Ostern [‘Easter’] pl. MHG ōsteren, OHG ōstarun, AGS ēastron, ENG Easter.  In a North-German zone bordering Netherlands (Frings, Idg. Forsch. 45, 267 ff., K. Bischoff, Zs. f. Mundartig. 21, 28), Pāsche(n) is in use. Corresp.: Netherland. pasen, AGS OFries. pāscha, ONord. pāskar, Goth. paska, as well as Fr. pâque come from Church-Lat. pāsca of the Hebrew origin. Ostern corresponds to Skr. usrā ‘Morgenröte’. One thought that among German tribes Aorōra should have at least partly been transormed from the Goddess of Light into a Goddess of Spring.  Her WSachs. name *Eastre seemed to have been grounded by Beda († 735) with his Eostre. However an existence of such Germanic Goddess has not been proven. Even more: no word of this root has a meaning ‘spring’ in any I.-E. language! Ostern is a Gallic-Frank coining of *austrō ‘morning twilight’ (s. Osten) for Latin albae (paschales), alba ‘morning twilight’ giving an AGS early OHG name to a Resurrection Mass in the morning. J. Knobloch, in: Die Sprache 1959, 27. Wortatlas XVI.

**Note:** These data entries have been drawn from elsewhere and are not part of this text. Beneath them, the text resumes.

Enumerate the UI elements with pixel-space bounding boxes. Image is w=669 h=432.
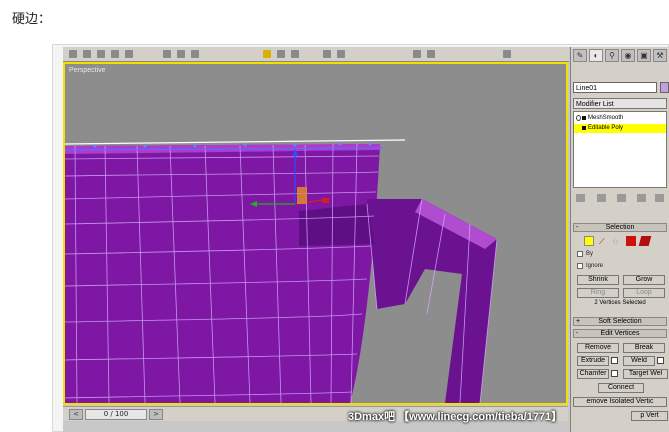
schematic-icon[interactable] xyxy=(427,50,435,58)
edit-vertices-rollout-header[interactable]: - Edit Vertices xyxy=(573,329,667,338)
stack-tools xyxy=(573,194,667,204)
chamfer-button[interactable]: Chamfer xyxy=(577,369,609,379)
selection-status: 2 Vertices Selected xyxy=(594,300,646,306)
modifier-stack: MeshSmooth Editable Poly xyxy=(573,111,667,188)
undo-icon[interactable] xyxy=(97,50,105,58)
utilities-tab-icon[interactable]: ⚒ xyxy=(653,49,667,62)
ignore-backfacing-checkbox[interactable] xyxy=(577,263,583,269)
weld-button[interactable]: Weld xyxy=(623,356,655,366)
mirror-icon[interactable] xyxy=(277,50,285,58)
quick-render-icon[interactable] xyxy=(503,50,511,58)
watermark: 3Dmax吧 【www.linecg.com/tieba/1771】 xyxy=(348,411,563,423)
post-text: 硬边： xyxy=(12,12,52,27)
main-toolbar xyxy=(63,47,569,62)
vertex-mode-icon[interactable] xyxy=(584,236,594,246)
polygon-mode-icon[interactable] xyxy=(626,236,636,246)
rollout-title: Soft Selection xyxy=(598,318,642,325)
max-application: Perspective < 0 / 100 > ✎ ◐ ⚲ ◉ ▣ ⚒ Line… xyxy=(63,47,669,432)
by-vertex-checkbox[interactable] xyxy=(577,251,583,257)
shrink-button[interactable]: Shrink xyxy=(577,275,619,285)
scale-icon[interactable] xyxy=(191,50,199,58)
object-name-field[interactable]: Line01 xyxy=(573,82,657,93)
break-button[interactable]: Break xyxy=(623,343,665,353)
selection-rollout-header[interactable]: - Selection xyxy=(573,223,667,232)
extrude-settings-icon[interactable] xyxy=(611,357,618,364)
rollout-title: Selection xyxy=(605,224,635,231)
move-icon[interactable] xyxy=(163,50,171,58)
align-icon[interactable] xyxy=(291,50,299,58)
select-region-icon[interactable] xyxy=(83,50,91,58)
by-vertex-label: By xyxy=(586,251,594,257)
modifier-list-dropdown[interactable]: Modifier List xyxy=(573,98,667,109)
ignore-backfacing-label: Ignore xyxy=(586,263,604,269)
snap-icon[interactable] xyxy=(263,50,271,58)
link-icon[interactable] xyxy=(125,50,133,58)
grow-button[interactable]: Grow xyxy=(623,275,665,285)
display-tab-icon[interactable]: ▣ xyxy=(637,49,651,62)
weld-settings-icon[interactable] xyxy=(657,357,664,364)
show-end-result-icon[interactable] xyxy=(597,194,606,202)
rotate-icon[interactable] xyxy=(177,50,185,58)
curve-editor-icon[interactable] xyxy=(413,50,421,58)
extrude-button[interactable]: Extrude xyxy=(577,356,609,366)
stack-item-meshsmooth[interactable]: MeshSmooth xyxy=(574,114,666,123)
rollout-title: Edit Vertices xyxy=(600,330,640,337)
ring-button[interactable]: Ring xyxy=(577,288,619,298)
prev-frame-button[interactable]: < xyxy=(69,409,83,420)
select-tool-icon[interactable] xyxy=(69,50,77,58)
target-weld-button[interactable]: Target Wel xyxy=(623,369,668,379)
connect-button[interactable]: Connect xyxy=(598,383,644,393)
stack-item-editable-poly[interactable]: Editable Poly xyxy=(574,124,666,133)
chamfer-settings-icon[interactable] xyxy=(611,370,618,377)
material-editor-icon[interactable] xyxy=(323,50,331,58)
pin-stack-icon[interactable] xyxy=(576,194,585,202)
modify-tab-icon[interactable]: ◐ xyxy=(589,49,603,62)
object-color-swatch[interactable] xyxy=(660,82,669,93)
next-frame-button[interactable]: > xyxy=(149,409,163,420)
loop-button[interactable]: Loop xyxy=(623,288,665,298)
remove-isolated-vertices-button[interactable]: emove Isolated Vertic xyxy=(573,397,667,407)
remove-modifier-icon[interactable] xyxy=(637,194,646,202)
mug-mesh xyxy=(65,139,498,403)
expand-icon[interactable] xyxy=(582,116,586,120)
expand-icon[interactable] xyxy=(582,126,586,130)
soft-selection-rollout-header[interactable]: + Soft Selection xyxy=(573,317,667,326)
command-panel: ✎ ◐ ⚲ ◉ ▣ ⚒ Line01 Modifier List MeshSmo… xyxy=(570,47,669,432)
redo-icon[interactable] xyxy=(111,50,119,58)
border-mode-icon[interactable]: ◌ xyxy=(612,236,622,246)
edge-mode-icon[interactable]: ⟋ xyxy=(598,236,608,246)
stack-item-label: MeshSmooth xyxy=(588,115,624,121)
light-bulb-icon[interactable] xyxy=(576,115,581,121)
perspective-viewport[interactable]: Perspective xyxy=(63,62,568,405)
element-mode-icon[interactable] xyxy=(638,236,652,246)
motion-tab-icon[interactable]: ◉ xyxy=(621,49,635,62)
make-unique-icon[interactable] xyxy=(617,194,626,202)
remove-unused-map-verts-button[interactable]: p Vert xyxy=(631,411,668,421)
frame-counter[interactable]: 0 / 100 xyxy=(85,409,147,420)
create-tab-icon[interactable]: ✎ xyxy=(573,49,587,62)
stack-item-label: Editable Poly xyxy=(588,125,624,131)
hierarchy-tab-icon[interactable]: ⚲ xyxy=(605,49,619,62)
configure-sets-icon[interactable] xyxy=(655,194,664,202)
render-icon[interactable] xyxy=(337,50,345,58)
remove-button[interactable]: Remove xyxy=(577,343,619,353)
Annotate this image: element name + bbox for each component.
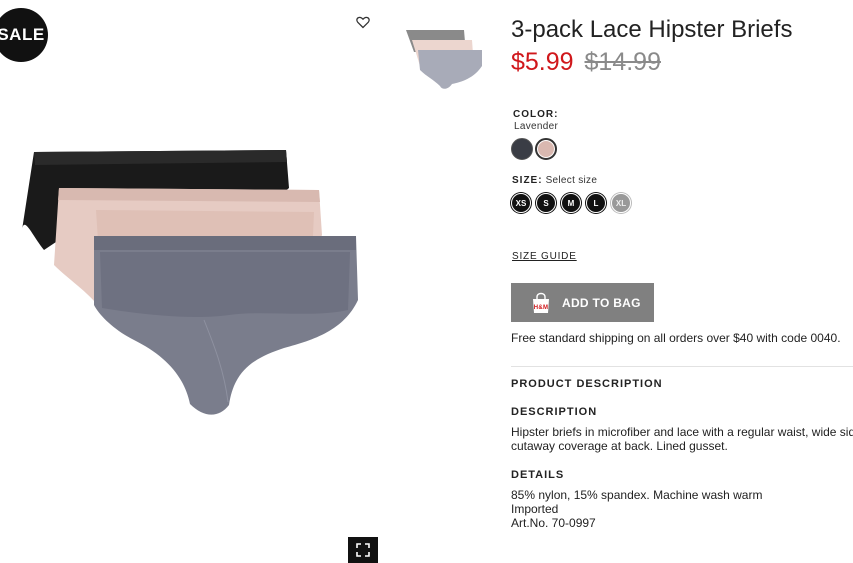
size-m-button[interactable]: M bbox=[561, 193, 581, 213]
size-options: XS S M L XL bbox=[511, 193, 631, 213]
expand-icon bbox=[356, 543, 370, 557]
details-text: 85% nylon, 15% spandex. Machine wash war… bbox=[511, 488, 762, 530]
selected-color: Lavender bbox=[514, 121, 559, 132]
svg-text:H&M: H&M bbox=[534, 305, 549, 311]
details-heading: DETAILS bbox=[511, 469, 565, 481]
size-l-button[interactable]: L bbox=[586, 193, 606, 213]
original-price: $14.99 bbox=[584, 48, 661, 76]
details-line: 85% nylon, 15% spandex. Machine wash war… bbox=[511, 488, 763, 502]
description-line: cutaway coverage at back. Lined gusset. bbox=[511, 439, 728, 453]
product-thumbnail[interactable] bbox=[404, 26, 484, 92]
expand-image-button[interactable] bbox=[348, 537, 378, 563]
description-line: Hipster briefs in microfiber and lace wi… bbox=[511, 425, 853, 439]
description-heading: DESCRIPTION bbox=[511, 406, 598, 418]
size-hint: Select size bbox=[545, 175, 598, 186]
size-xl-button[interactable]: XL bbox=[611, 193, 631, 213]
color-label: COLOR: bbox=[513, 109, 559, 120]
heart-icon[interactable] bbox=[355, 14, 371, 30]
add-to-bag-label: ADD TO BAG bbox=[562, 295, 641, 310]
sale-price: $5.99 bbox=[511, 48, 574, 76]
shipping-info: Free standard shipping on all orders ove… bbox=[511, 331, 841, 345]
add-to-bag-button[interactable]: H&M ADD TO BAG bbox=[511, 283, 654, 322]
description-text: Hipster briefs in microfiber and lace wi… bbox=[511, 425, 853, 453]
size-xs-button[interactable]: XS bbox=[511, 193, 531, 213]
product-title: 3-pack Lace Hipster Briefs bbox=[511, 16, 793, 43]
price: $5.99 $14.99 bbox=[511, 48, 661, 77]
color-swatch-dark-grey[interactable] bbox=[511, 138, 533, 160]
size-label: SIZE: bbox=[512, 175, 543, 186]
shopping-bag-icon: H&M bbox=[533, 292, 549, 313]
sale-badge: SALE bbox=[0, 8, 48, 62]
color-swatch-light-pink[interactable] bbox=[535, 138, 557, 160]
product-description-heading: PRODUCT DESCRIPTION bbox=[511, 378, 663, 390]
details-line: Art.No. 70-0997 bbox=[511, 516, 596, 530]
details-line: Imported bbox=[511, 502, 559, 516]
product-image bbox=[22, 150, 358, 415]
size-guide-link[interactable]: SIZE GUIDE bbox=[512, 251, 577, 262]
divider bbox=[511, 366, 853, 367]
size-s-button[interactable]: S bbox=[536, 193, 556, 213]
size-row: SIZE: Select size bbox=[512, 175, 597, 186]
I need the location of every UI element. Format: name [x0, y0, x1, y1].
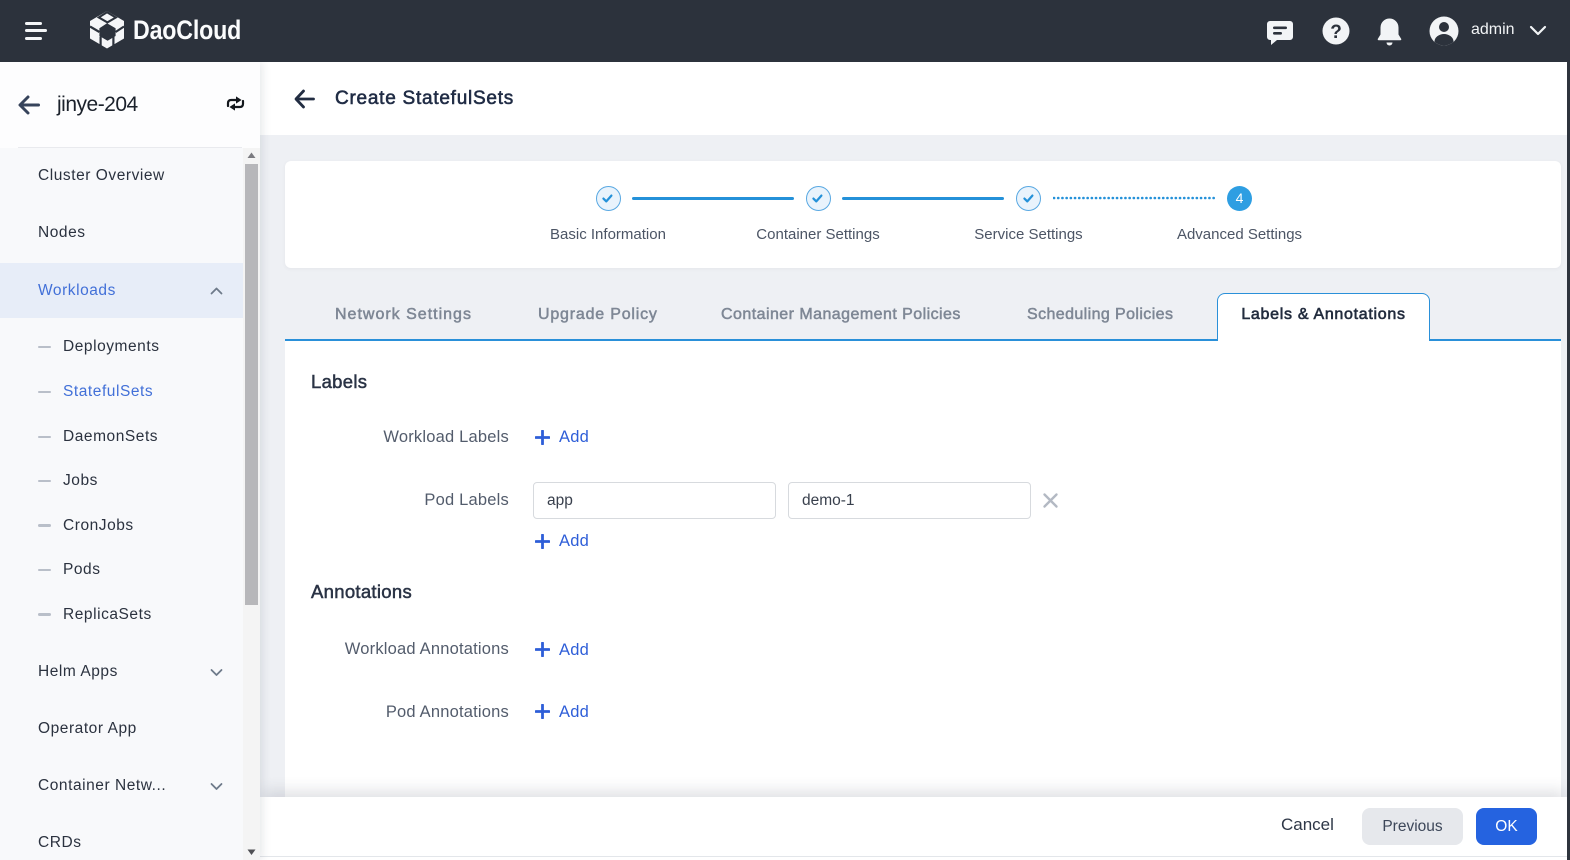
svg-text:?: ?	[1330, 22, 1342, 43]
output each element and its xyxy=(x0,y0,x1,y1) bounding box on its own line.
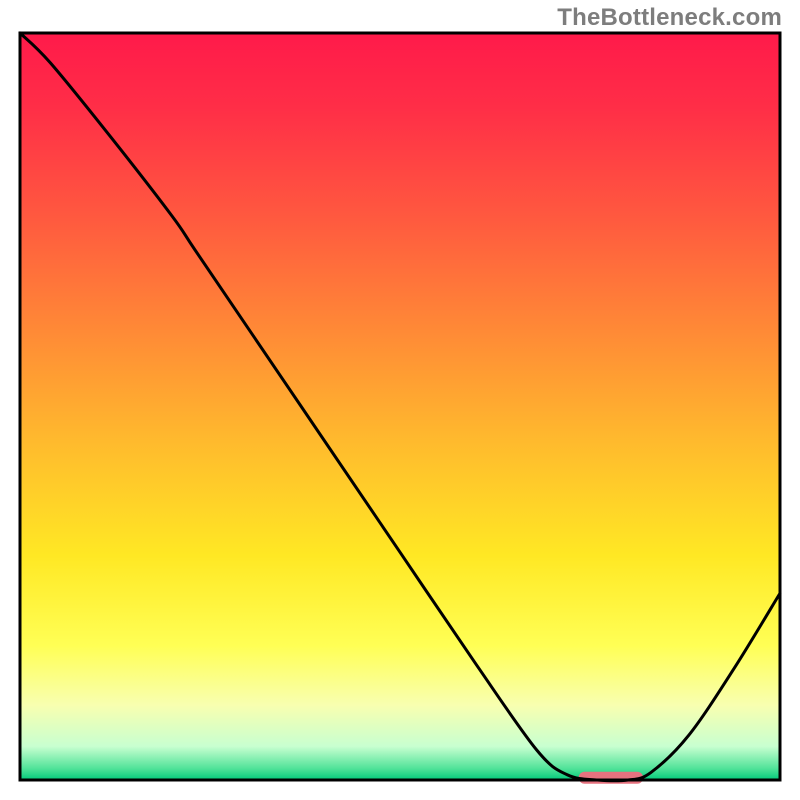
chart-container: TheBottleneck.com xyxy=(0,0,800,800)
chart-svg xyxy=(0,0,800,800)
gradient-background xyxy=(20,33,780,780)
watermark-label: TheBottleneck.com xyxy=(557,4,782,32)
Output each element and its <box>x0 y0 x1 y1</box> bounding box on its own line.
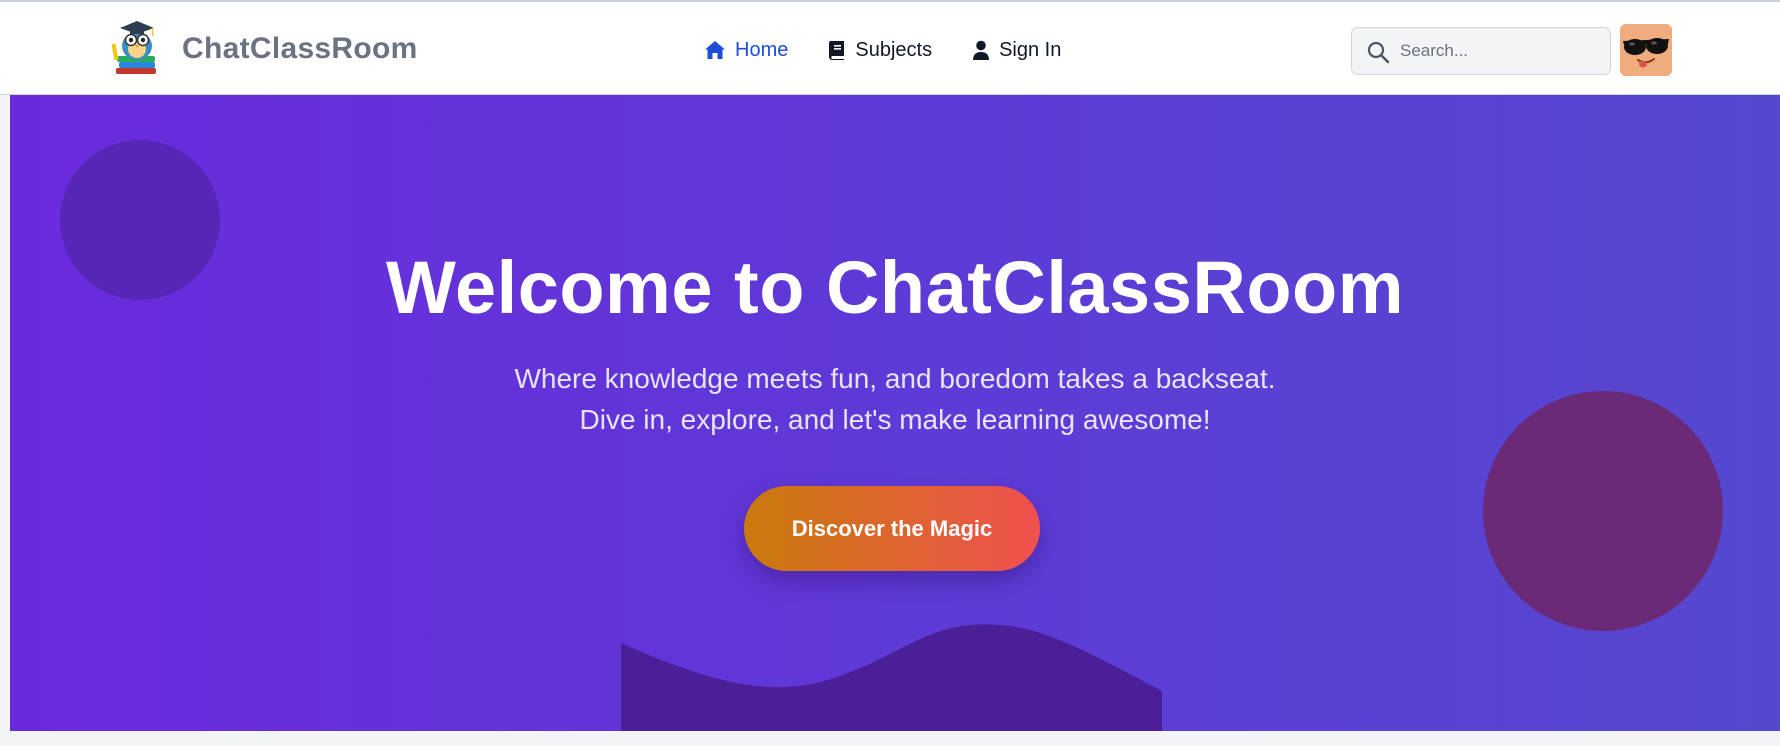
home-icon <box>705 41 725 59</box>
nav-link-label: Home <box>735 38 789 61</box>
nav-link-home[interactable]: Home <box>704 39 788 62</box>
owl-logo-icon <box>111 21 156 74</box>
brand-link[interactable]: ChatClassRoom <box>110 18 418 80</box>
user-icon <box>973 40 990 60</box>
nav-link-sign-in[interactable]: Sign In <box>972 39 1061 62</box>
nav-link-label: Sign In <box>999 38 1062 61</box>
search-icon <box>1367 41 1390 64</box>
hero-subtitle-line: Dive in, explore, and let's make learnin… <box>579 404 1211 435</box>
navbar: ChatClassRoom Home Subjects Sign In Sear… <box>0 0 1780 95</box>
nav-link-label: Subjects <box>855 38 933 61</box>
discover-magic-button[interactable]: Discover the Magic <box>744 486 1040 571</box>
search-input[interactable] <box>1400 28 1600 74</box>
main-nav: Home Subjects Sign In <box>704 32 1061 68</box>
hero-subtitle-line: Where knowledge meets fun, and boredom t… <box>514 363 1276 394</box>
user-avatar[interactable] <box>1620 24 1672 76</box>
page: ChatClassRoom Home Subjects Sign In Sear… <box>0 0 1780 746</box>
decorative-wave <box>621 624 1162 731</box>
hero-subtitle: Where knowledge meets fun, and boredom t… <box>10 358 1780 440</box>
nav-link-subjects[interactable]: Subjects <box>828 39 932 62</box>
book-icon <box>829 40 845 60</box>
hero-title: Welcome to ChatClassRoom <box>385 246 1405 329</box>
sunglasses-emoji-icon <box>1620 24 1672 76</box>
brand-name: ChatClassRoom <box>182 32 418 65</box>
search-box <box>1351 27 1611 75</box>
hero-section: Welcome to ChatClassRoom Where knowledge… <box>10 95 1780 731</box>
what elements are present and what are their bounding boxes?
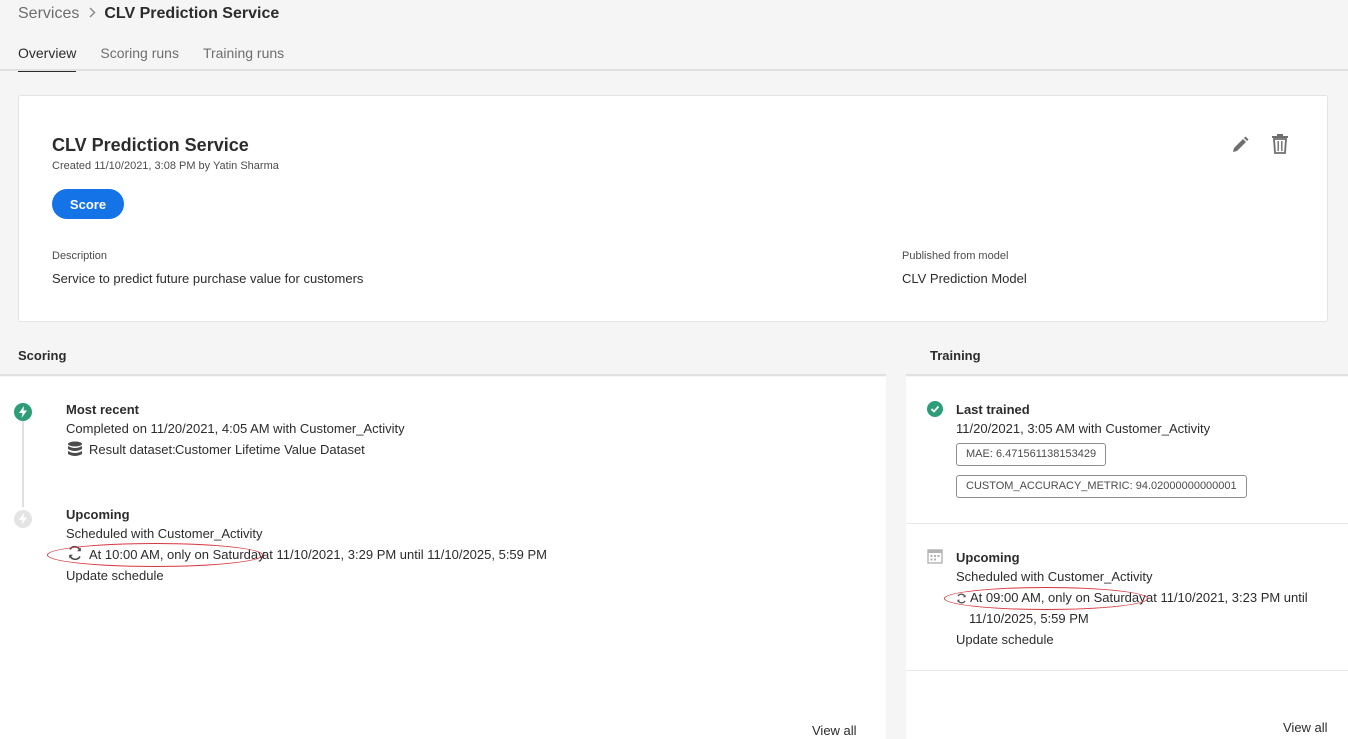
tab-training-runs[interactable]: Training runs (203, 45, 284, 72)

Fr. Kluge, Etymologisches Wörterbuch der deutschen Sprache. Walter de Gruyter, Berlin - New York 1975, p. 526.

Sapienti sat!  There is no hope to persuade maniac fools, some of whom will further ‘prove’ their beloved pagan goddesses and blame Christus–Krishna, the others blaming bad Catholics who worship these goddesses together with Santa Claus, who is Satan Claus. The tragedy is when Messianic Jews repeat all these foolish things showing themselves being simply evangelicals who play Jews.

This publication is a negation of a pagan origin  of traditional Christian feasts, not any attempt to negate pagan folklore elements in them.